AI-Powered Phishing-as-a-Service Platform Targets Microsoft 365 Accounts

The Forg365 platform represents a significant evolution in phishing threats by combining AI-generated lures with adversary-in-the-middle (AiTM) and device code phishing techniques, enabling attackers to bypass traditional multi-factor authentication. By automating phishing content creation with AI, the barrier to entry for cybercriminals has dropped dramatically, making sophisticated attacks more scalable and harder to detect. The inclusion of a malicious browser extension further enables persistent access even after password resets, extending the attacker's foothold. This matters because Microsoft 365 accounts are a high-value target holding sensitive business data, email communications, and access to interconnected cloud services — compromise of one account can cascade across an entire organization.

Tactical Insight

Immediate actions

  • Enforce phishing-resistant MFA methods (e.g., FIDO2/hardware security keys) instead of SMS or app-based OTP, which AiTM attacks can bypass.
  • Audit and restrict which browser extensions are permitted on corporate devices using endpoint management policies.
  • Enable Microsoft Conditional Access policies to block sign-ins from unexpected locations, devices, or token replay attempts.

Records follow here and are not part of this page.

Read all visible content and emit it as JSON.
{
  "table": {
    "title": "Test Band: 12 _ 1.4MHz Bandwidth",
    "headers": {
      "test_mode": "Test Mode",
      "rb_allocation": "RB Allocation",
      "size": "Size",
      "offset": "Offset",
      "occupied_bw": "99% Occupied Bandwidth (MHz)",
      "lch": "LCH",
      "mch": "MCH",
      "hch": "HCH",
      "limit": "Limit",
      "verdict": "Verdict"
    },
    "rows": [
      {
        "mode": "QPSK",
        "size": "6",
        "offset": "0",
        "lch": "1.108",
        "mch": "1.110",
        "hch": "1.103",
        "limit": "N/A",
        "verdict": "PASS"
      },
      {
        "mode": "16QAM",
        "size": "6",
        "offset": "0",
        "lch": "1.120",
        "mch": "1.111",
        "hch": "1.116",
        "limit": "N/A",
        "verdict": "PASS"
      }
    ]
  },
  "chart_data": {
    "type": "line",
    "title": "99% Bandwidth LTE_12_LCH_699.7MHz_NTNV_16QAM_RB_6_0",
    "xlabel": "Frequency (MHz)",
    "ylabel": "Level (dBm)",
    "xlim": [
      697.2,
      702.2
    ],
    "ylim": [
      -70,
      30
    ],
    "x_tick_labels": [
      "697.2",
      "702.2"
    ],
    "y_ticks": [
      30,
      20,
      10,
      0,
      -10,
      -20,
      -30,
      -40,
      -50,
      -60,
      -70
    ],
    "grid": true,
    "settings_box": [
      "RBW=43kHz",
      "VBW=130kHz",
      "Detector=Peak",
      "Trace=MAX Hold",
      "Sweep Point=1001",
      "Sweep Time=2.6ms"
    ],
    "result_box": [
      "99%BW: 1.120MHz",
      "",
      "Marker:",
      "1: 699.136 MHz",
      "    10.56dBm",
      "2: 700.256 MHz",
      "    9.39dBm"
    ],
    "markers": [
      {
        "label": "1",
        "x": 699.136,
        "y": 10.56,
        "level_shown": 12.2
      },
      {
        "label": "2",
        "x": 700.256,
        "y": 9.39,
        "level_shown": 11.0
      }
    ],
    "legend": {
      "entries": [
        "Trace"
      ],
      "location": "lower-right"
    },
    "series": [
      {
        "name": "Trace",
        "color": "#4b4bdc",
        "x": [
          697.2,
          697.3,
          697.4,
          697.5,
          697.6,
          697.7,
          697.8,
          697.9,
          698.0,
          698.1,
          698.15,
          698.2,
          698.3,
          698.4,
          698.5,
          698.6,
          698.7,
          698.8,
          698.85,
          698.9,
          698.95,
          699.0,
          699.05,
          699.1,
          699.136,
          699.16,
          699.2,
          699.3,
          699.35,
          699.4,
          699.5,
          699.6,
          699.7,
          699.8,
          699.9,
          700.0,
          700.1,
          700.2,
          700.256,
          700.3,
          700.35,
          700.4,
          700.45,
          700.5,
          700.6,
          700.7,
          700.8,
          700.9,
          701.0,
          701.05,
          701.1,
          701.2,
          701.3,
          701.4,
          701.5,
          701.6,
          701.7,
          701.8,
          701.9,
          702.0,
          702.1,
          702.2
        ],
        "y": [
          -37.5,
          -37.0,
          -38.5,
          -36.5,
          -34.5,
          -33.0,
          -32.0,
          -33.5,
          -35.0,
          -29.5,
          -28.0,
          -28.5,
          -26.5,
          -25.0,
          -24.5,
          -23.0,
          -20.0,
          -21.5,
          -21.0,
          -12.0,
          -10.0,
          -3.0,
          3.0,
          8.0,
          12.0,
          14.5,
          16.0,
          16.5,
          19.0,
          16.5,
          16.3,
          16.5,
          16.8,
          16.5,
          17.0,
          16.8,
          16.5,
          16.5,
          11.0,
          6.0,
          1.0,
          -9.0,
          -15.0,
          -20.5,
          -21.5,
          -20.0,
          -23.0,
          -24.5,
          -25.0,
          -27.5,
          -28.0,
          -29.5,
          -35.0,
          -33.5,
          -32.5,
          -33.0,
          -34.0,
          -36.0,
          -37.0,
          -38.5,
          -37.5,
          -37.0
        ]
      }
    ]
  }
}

Security awareness improvements

  • Train employees to recognize AI-generated phishing lures, emphasizing that polished, convincing language is no longer a sign of legitimacy.
  • Conduct regular simulated phishing exercises that include device code phishing scenarios to build staff recognition skills.

Detection & monitoring measures

  • Monitor Microsoft 365 audit logs for anomalous device code authentication requests, token usage from unexpected IP addresses, or new browser extension installations.
  • Deploy a CASB (Cloud Access Security Broker) or Microsoft Defender for Cloud Apps to detect and alert on suspicious OAuth token activity and session anomalies.